Jim Logan and Shannon Tierney-Addis booked upstate New York guide Ryan Lorensen for two days of ice fishing, plus a day of river steelhead trout fishing in late January.
The first day of fishing was excellent, with the anglers catching panfish while jigging, plus largemouth bass and pike on live shiners using tip-ups. One of the bass caught by Logan weighed 5 pounds, a huge fish for the Jefferson County area located not far from the Canadian border.
“We catch and release everything except some panfish to eat,” guide Lorensen told Wired2fish. “That first day we had some great action, but it was way below freezing weather, with lots of snow on the lake, too.”
A Different Spot Produces Bigger Fish

For the second day of their ice fishing guided trip, Lorensen took New Yorkers Logan and Shannon to a different part of the lake that he says offers better fishing for big fish.
“About 11 a.m. we were taking a break because it was windy and 15 degrees below zero,” said the 38-year-old guide from Volney, New York. “We were in a warm ice shanty, and our tip-ups with live shiners were spread out over a wide area. We had a tip-up go off signaling a fish was on, and Jim took off for that one about 100 yards from us.
“As he left for that fish, another tip-up went off near our shanty and Shannon went for that closer one.”
Lorensen said the reel below the nearby tip-up was spinning wildly when Shannon got to it near their ice shanty. She set the hook by pulling on the fishing line and knew immediately it was a huge fish. She battled it for about 10 minutes and several times Lorensen and Shannon thought the fish was gone as it made strong runs against the little tip-up reel.

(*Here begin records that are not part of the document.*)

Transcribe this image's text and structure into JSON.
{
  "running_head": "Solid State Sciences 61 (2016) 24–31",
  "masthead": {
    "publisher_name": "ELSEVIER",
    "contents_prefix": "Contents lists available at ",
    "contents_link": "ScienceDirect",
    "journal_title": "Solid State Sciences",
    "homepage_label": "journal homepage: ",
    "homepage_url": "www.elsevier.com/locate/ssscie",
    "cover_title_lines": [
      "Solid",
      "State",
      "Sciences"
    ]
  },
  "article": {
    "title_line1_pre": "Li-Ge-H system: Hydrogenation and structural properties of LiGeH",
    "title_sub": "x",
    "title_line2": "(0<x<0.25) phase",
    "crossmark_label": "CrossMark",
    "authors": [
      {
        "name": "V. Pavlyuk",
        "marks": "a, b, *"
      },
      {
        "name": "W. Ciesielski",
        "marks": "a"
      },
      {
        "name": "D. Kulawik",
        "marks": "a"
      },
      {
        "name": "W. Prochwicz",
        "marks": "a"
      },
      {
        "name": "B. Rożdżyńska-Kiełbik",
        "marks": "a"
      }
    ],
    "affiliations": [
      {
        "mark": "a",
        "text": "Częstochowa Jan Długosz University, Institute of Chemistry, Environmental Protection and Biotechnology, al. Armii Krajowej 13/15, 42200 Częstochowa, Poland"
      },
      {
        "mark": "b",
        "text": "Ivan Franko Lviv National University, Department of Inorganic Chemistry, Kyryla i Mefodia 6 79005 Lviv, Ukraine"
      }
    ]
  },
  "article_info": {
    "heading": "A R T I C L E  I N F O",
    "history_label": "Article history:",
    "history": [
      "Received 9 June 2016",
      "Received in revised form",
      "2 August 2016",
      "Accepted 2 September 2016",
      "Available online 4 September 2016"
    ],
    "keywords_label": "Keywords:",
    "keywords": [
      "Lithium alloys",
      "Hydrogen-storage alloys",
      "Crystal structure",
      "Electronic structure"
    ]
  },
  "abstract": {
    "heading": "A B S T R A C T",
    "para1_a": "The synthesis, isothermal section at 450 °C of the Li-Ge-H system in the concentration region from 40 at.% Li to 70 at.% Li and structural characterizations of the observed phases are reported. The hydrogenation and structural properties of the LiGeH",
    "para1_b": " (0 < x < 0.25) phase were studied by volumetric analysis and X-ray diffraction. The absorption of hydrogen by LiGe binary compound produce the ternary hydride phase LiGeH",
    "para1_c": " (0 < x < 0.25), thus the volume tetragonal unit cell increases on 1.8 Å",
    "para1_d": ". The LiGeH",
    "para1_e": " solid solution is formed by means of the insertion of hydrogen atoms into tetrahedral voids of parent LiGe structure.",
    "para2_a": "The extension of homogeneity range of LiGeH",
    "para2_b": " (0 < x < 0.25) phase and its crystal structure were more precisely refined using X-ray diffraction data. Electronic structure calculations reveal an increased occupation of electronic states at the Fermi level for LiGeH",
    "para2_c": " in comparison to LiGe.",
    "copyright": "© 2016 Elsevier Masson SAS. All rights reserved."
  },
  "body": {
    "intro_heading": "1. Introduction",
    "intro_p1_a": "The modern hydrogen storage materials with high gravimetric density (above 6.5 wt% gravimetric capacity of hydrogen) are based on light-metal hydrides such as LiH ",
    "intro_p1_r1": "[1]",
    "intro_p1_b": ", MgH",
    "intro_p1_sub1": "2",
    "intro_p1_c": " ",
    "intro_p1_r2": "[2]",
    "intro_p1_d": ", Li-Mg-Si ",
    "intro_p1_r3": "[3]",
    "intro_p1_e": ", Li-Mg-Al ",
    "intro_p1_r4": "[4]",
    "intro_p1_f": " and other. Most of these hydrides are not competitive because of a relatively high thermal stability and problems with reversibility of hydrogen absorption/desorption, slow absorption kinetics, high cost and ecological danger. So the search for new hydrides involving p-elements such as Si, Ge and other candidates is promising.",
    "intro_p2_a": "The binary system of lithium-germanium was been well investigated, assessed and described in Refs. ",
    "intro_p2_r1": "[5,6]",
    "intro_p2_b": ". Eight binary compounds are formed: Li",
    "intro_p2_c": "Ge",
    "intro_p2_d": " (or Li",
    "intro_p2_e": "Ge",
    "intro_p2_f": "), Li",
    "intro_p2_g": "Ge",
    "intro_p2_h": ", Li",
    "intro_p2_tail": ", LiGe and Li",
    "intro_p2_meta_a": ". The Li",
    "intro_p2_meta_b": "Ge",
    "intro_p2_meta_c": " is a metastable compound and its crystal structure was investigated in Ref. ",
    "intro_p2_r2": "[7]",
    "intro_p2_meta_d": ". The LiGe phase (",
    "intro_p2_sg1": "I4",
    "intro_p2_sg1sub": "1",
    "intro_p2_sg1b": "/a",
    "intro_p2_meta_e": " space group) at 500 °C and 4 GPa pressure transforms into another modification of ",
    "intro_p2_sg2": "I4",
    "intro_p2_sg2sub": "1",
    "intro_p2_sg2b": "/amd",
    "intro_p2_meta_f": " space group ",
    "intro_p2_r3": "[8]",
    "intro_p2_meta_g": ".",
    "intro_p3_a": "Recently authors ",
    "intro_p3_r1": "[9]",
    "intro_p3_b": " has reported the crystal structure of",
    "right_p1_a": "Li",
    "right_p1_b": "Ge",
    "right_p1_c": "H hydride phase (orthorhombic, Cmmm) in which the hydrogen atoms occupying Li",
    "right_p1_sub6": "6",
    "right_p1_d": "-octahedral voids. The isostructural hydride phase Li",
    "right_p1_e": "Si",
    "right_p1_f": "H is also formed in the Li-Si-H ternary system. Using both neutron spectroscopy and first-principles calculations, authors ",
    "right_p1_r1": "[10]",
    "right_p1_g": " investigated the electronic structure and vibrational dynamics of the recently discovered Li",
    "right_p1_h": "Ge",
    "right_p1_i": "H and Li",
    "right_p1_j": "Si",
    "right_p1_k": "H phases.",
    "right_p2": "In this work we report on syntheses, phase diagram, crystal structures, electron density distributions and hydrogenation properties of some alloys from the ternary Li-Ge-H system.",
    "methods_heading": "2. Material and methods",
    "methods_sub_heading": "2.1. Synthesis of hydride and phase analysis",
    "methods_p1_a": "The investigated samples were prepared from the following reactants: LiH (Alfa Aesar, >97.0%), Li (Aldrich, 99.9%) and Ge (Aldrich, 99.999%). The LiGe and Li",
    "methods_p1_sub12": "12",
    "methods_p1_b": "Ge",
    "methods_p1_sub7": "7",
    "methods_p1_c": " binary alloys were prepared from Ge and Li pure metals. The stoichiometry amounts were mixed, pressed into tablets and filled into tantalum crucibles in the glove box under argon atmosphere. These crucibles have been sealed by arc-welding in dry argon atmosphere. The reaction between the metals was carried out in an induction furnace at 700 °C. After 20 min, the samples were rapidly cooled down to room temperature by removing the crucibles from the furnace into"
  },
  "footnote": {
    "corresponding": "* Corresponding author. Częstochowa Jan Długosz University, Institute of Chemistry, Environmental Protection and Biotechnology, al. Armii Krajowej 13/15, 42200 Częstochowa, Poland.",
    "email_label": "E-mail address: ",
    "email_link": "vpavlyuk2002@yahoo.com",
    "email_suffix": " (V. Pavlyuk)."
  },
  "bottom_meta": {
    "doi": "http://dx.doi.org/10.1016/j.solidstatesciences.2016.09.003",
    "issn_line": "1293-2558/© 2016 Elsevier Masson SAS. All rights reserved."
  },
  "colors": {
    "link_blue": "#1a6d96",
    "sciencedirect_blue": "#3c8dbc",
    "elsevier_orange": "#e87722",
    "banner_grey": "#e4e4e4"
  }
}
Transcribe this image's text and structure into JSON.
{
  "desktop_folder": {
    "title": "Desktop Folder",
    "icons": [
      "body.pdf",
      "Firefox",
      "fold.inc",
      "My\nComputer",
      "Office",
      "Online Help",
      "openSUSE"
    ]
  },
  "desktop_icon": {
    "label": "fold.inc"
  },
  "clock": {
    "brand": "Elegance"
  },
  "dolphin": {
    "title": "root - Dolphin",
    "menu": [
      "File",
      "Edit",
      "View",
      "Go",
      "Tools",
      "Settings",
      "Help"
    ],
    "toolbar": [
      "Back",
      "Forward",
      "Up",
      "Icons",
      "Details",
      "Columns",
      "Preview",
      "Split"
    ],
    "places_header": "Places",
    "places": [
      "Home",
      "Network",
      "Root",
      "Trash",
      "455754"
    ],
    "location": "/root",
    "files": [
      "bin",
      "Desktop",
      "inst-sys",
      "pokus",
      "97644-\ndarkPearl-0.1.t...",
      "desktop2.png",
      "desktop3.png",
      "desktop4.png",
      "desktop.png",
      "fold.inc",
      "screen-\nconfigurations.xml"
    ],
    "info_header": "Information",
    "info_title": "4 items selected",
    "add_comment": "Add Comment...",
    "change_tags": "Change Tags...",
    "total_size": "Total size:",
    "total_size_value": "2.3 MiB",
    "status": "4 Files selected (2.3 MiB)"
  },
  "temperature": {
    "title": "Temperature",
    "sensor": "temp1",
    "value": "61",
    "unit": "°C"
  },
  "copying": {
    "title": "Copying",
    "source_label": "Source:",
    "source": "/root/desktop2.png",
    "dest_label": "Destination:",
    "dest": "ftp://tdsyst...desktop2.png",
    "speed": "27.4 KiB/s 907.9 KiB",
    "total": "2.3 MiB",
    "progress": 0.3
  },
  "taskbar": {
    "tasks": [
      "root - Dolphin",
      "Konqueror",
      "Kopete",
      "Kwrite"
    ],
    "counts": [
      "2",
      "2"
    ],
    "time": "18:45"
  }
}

“She got it under our hole in the ice and I saw it was a muskie,” Lorensen explained. “When I went to grab the fish, it went nuts and took off on another run.”
Shannon brought the fish back to the ice hole, and Lorensen could see the muskie was now tangled in the line. The fish ripped off another run against the ice reel, Shannon battled it back, and miraculously the muskie was no longer wrapped in the 15-pound-test braided line.
“I was stunned to see the fish free of her line,” he said. “I was able to get its head in the 8-inch diameter hole and pulled it up onto the ice.”
They quickly measured the 41-inch muskie, took a few photos of Shannon holding her prized and beautifully colored fish, then they released it back through the ice. Lorensen thinks the muskie weighed 16 or 17 pounds.
Cold Weather Trout

The following day the trio of anglers headed off for a cold and snowy day of steelhead fishing on the Salmon River near Altmar, New York. By backtrolling and float fishing from Lorensen’s boat, they had a banner trout fishing day.
“We landed five fish,” said Lorensen. “The three biggest measured 32, 31 and 28 inches long.”
Even with six years of full-time guiding to his credit, Lorensen was well pleased about how his three-day trip with Shannon and Logan turned out.
“They didn’t say anything about getting replica mounts of their fish, even the tiger muskie,” Lorensen said. “But they got plenty of winter fishing photographs, and Jim is coming back soon for more steelhead fishing.”